In this section, we describe the steps to run the first release of FMViz, version 1.0. We use libxml2 as our fuzzing test subject. All commands provided next are for the Linux environment.

Setting up the Environment

1. FMViz Setup

In any directory, we clone the FMViz repository as follows444Currently, the name of the repository has been purposely kept different from FMViz.:

git clone --recursive git@github.com:AftabHussain/afl-test-viz.git

Then we build and install the AFL fuzzer, patched with FMViz’s Test Input Color Representation Generator component, by performing the following command:

cd afl-test-viz/code/AFL-mut-viz/AFL && make -j32 && make install

2. libxml2 Setup

Once we have setup the fuzzer, we build the test subject (libxml2) with AFL’s compiler (afl-gcc), which prepares libxml2 binaries as fuzzing targets. We first obtain libxml2 as follows in a folder outside afl-test-viz directory:

git clone https://github.com/GNOME/libxml2.git && cd libxml2 && git checkout 1fbcf40

Finally, we configure and build libxml2 by performing the following command:

cd libxml2 && export CC=afl-gcc && ./autogen.sh && make -j32

Generating Color Representations of Test Inputs

We now invoke the first part of FMViz, the augmented AFL fuzzer, which produces color representations (in hex) of test inputs generated while fuzzing the test subject. In this demo, we fuzz the libxml2 binary, xmllint. We thus enter the libxml2 folder, create an input folder (input), and place in it any XML file as a test input (some sample inputs are available in the FMViz repository):

cd libxml2 && mkdir input && cp [path_to_xml_file] input/

Thereafter, we invoke the fuzzer as follows:

export AFL_SKIP_CPUFREQ=1 && export LD_LIBRARY_PATH=./.libs/ &&
afl-fuzz -i input/ -o output/ -- ./.libs/xmllint -o /dev/null @@

The fuzzing process can be terminated anytime using Ctrl+C – on termination all results are saved in the output folder, output. Inside this folder, the color dump file tests_generated contains color representations of all the tests created by the fuzzer.

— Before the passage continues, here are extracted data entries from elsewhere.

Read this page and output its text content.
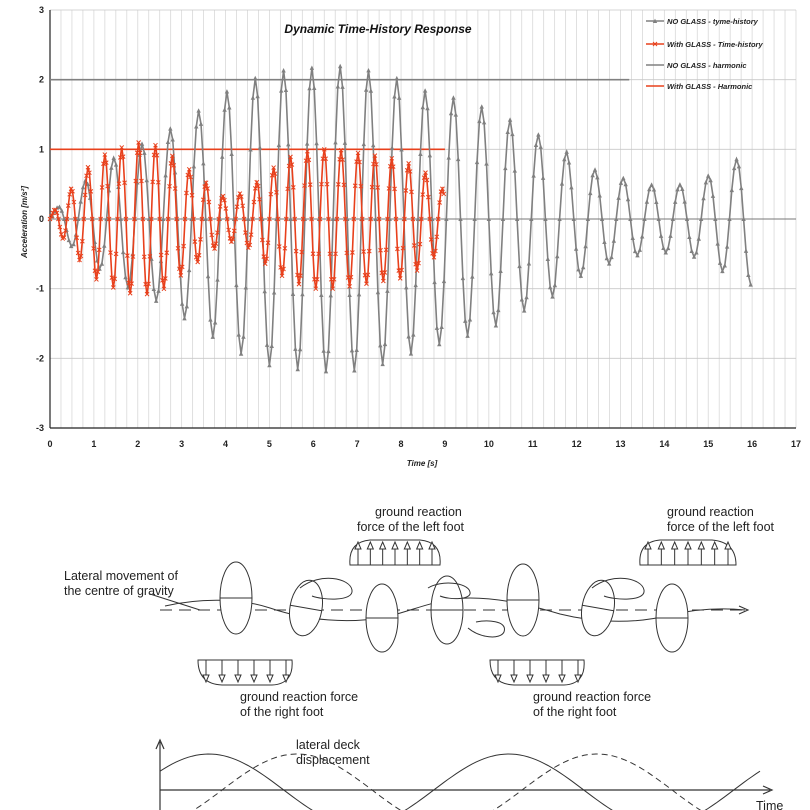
0	1	2	3	4	5	6	7	8	9	10	11	12	13	14	15	16	17
3
2
1
0
-1
-2
-3
Dynamic Time-History Response
Time [s]
Acceleration [m/s²]
NO GLASS - tyme-history
With GLASS - Time-history
NO GLASS - harmonic
With GLASS - Harmonic
ground reaction
force of the left foot
ground reaction
force of the left foot
Lateral movement of
the centre of gravity
ground reaction force
of the right foot
ground reaction force
of the right foot
lateral deck
displacement
Time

Generating Images from Color Representations of Test Inputs

To generate test input images, we process the color dump file obtained in the previous phase. We place this file along with the Image Generation program (viz_tests.py) in a separate directory:

mkdir process_color_rep

cp libxml2/output/tests_generated process_color_rep/

cp afl-test-viz/code/viz_tests.py process_color_rep/

Finally we invoke the script:

cd process_color_rep/ && python viz_tests.py

The above command generates PNG images for all tests, that are represented in the color dump file, in process_color_rep directory:

ls | xargs -n 1

.
.
.
file_000005564.png
file_000005565.png
file_000005566.png
file_000005567.png
file_000005568.png
file_000005569.png
file_000005570.png
file_000005571.png
file_000005572.png
.
.
Figure 5: Screenshot of a test input image on Image Viewer

A sample screenshot of a test input image, opened with Image Viewer, a default image viewer in Ubuntu, is shown in Figure 5. Since the image files for the input tests are named in the order in which they were produced during fuzzing, toggling over consecutive images in the image viewer application shows the trends in mutations. In order to produce a time-lapse video, we use Simple Screen Recorder [2], which once installed can be invoked by the command simplescreenrecorder on the terminal. Then by starting recording and toggling over multiple images on Image Viewer by holding the left/right arrow key, we are able to record the mutation transitions that take place.